Un deuxième problème était le regroupement des sous-catégories (fortement raciste, moyennement raciste, faiblement raciste, pas du tout raciste). Ceux et celles qui se disaient fortement racistes étaient fusionnés avec ceux et celles qui se disaient moyennement ou faiblement racistes, d’où le fameux total de 59 %. Or, que signifiaient exactement le « moyennement raciste » ou le « légèrement raciste » ?

Autre donnée contradictoire : la grande majorité des Québécois (77 %), tout comme la majorité des membres des « communautés culturelles » (80 %) estimaient qu’il n’y a pas de « races » humaines plus douées que d’autres (question 3). Et 78 % des membres des dites « communautés culturelles » déclaraient se sentir bien accueillis.

Comment expliquer ces résultats si 59 % des Québécois étaient racistes ?
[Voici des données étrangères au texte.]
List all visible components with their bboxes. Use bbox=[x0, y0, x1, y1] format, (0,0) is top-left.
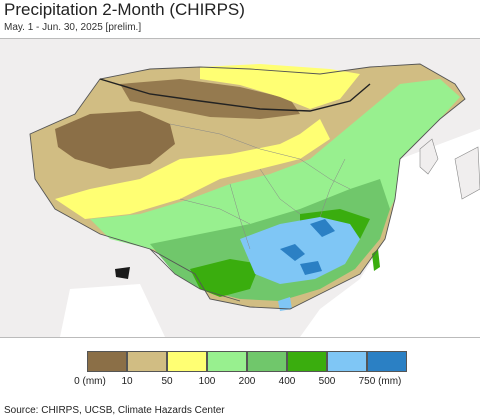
region-yellow-central bbox=[55, 119, 330, 219]
province-borders bbox=[169, 123, 351, 250]
legend-label-1: 10 bbox=[121, 376, 133, 387]
legend-bar bbox=[87, 351, 407, 372]
region-dark-green-west bbox=[190, 259, 260, 297]
region-yellow-north bbox=[200, 64, 360, 109]
legend-swatch-6 bbox=[327, 351, 367, 372]
southern-border bbox=[149, 248, 241, 302]
korea bbox=[419, 138, 439, 175]
legend-label-4: 200 bbox=[238, 376, 256, 387]
legend-label-0: 0 (mm) bbox=[74, 376, 106, 387]
legend-label-7: 750 (mm) bbox=[358, 376, 402, 387]
region-dark-blue-3 bbox=[300, 261, 322, 275]
source-credit: Source: CHIRPS, UCSB, Climate Hazards Ce… bbox=[4, 405, 225, 416]
legend-swatch-2 bbox=[167, 351, 207, 372]
region-dark-blue-2 bbox=[310, 219, 335, 237]
map-svg bbox=[0, 39, 480, 337]
map-title: Precipitation 2-Month (CHIRPS) bbox=[4, 0, 245, 19]
legend-label-2: 50 bbox=[161, 376, 173, 387]
precipitation-map bbox=[0, 38, 480, 338]
legend-swatch-5 bbox=[287, 351, 327, 372]
bay-of-bengal bbox=[60, 284, 165, 337]
map-subtitle: May. 1 - Jun. 30, 2025 [prelim.] bbox=[4, 22, 142, 33]
region-brown-tarim bbox=[55, 111, 175, 169]
legend-label-3: 100 bbox=[198, 376, 216, 387]
japan bbox=[454, 146, 480, 200]
coastal-dark-patch bbox=[115, 267, 130, 279]
country-border bbox=[29, 63, 466, 310]
legend-swatch-1 bbox=[127, 351, 167, 372]
legend-swatch-3 bbox=[207, 351, 247, 372]
region-dark-blue-1 bbox=[280, 244, 305, 261]
legend-swatch-4 bbox=[247, 351, 287, 372]
ocean bbox=[300, 129, 480, 337]
legend-label-6: 500 bbox=[318, 376, 336, 387]
hainan bbox=[278, 297, 292, 311]
legend-swatch-0 bbox=[87, 351, 127, 372]
legend-swatch-7 bbox=[367, 351, 407, 372]
mongolia-border bbox=[99, 78, 371, 112]
legend-label-5: 400 bbox=[278, 376, 296, 387]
D’autres contradictions sur les accommodements raisonnables

Il faut souligner que le sondage Léger Marketing de janvier 2007 s’est tenu dans un contexte chargé. L’opinion publique était chauffée à blanc par les politiciens et les médias sur la question des accommodements raisonnables à caractère religieux.

Dans le même sondage, Léger a donc cru bon d’introduire deux questions sur cet enjeu de société : « Quel énoncé correspond le mieux à votre opinion ? 1. Tous les immigrants devraient respecter les lois et règlements du Québec même si cela va à l’encontre de certaines croyances religieuses ou pratiques culturelles ; 2 « Il est nécessaire d’adopter des accommodements à nos lois et règlements pour ne pas obliger les immigrants à aller à l’encontre de leurs croyances religieuses ou pratiques culturelles ». Le résultat obtenu fut le suivant : « La très grande majorité des Québécois (83 %) croient que les immigrants devraient respecter les lois et les règlements du Québec, même si cela va à l’encontre de certaines croyances religieuses ou pratiques culturelles. Chez les membres des communautés culturelles, 74 % sont du même avis ».

En conclusion, on peut aussi se demander pourquoi le sondeur distinguait « communautés culturelles » et « Québécois », une question de fond dont l’importance politique et citoyenne est immense. Et pourquoi la dimension autochtone a été alors complètement évacuée de l’enquête  Le Journal de Montréal publiait en janvier 2007 un tableau intitulé « L’immigration en 5 minutes », dans lequel les 130 165 membres des « Premières Nations » figuraient parmi les « importantes communautés culturelles du Québec » issues de l’immigration ! Une gaffe désespérante…

On peut aussi se demander s’il ne serait pas pertinent de mener des sondages sur les types de préjugés relevant du Québec bashing systémique qui sévit au sein des minorités (un prototype étant celui pratiqué par Mme Elghawaby), à l’égard des Québécois dits « de souche », un incontestable tabou à affronter.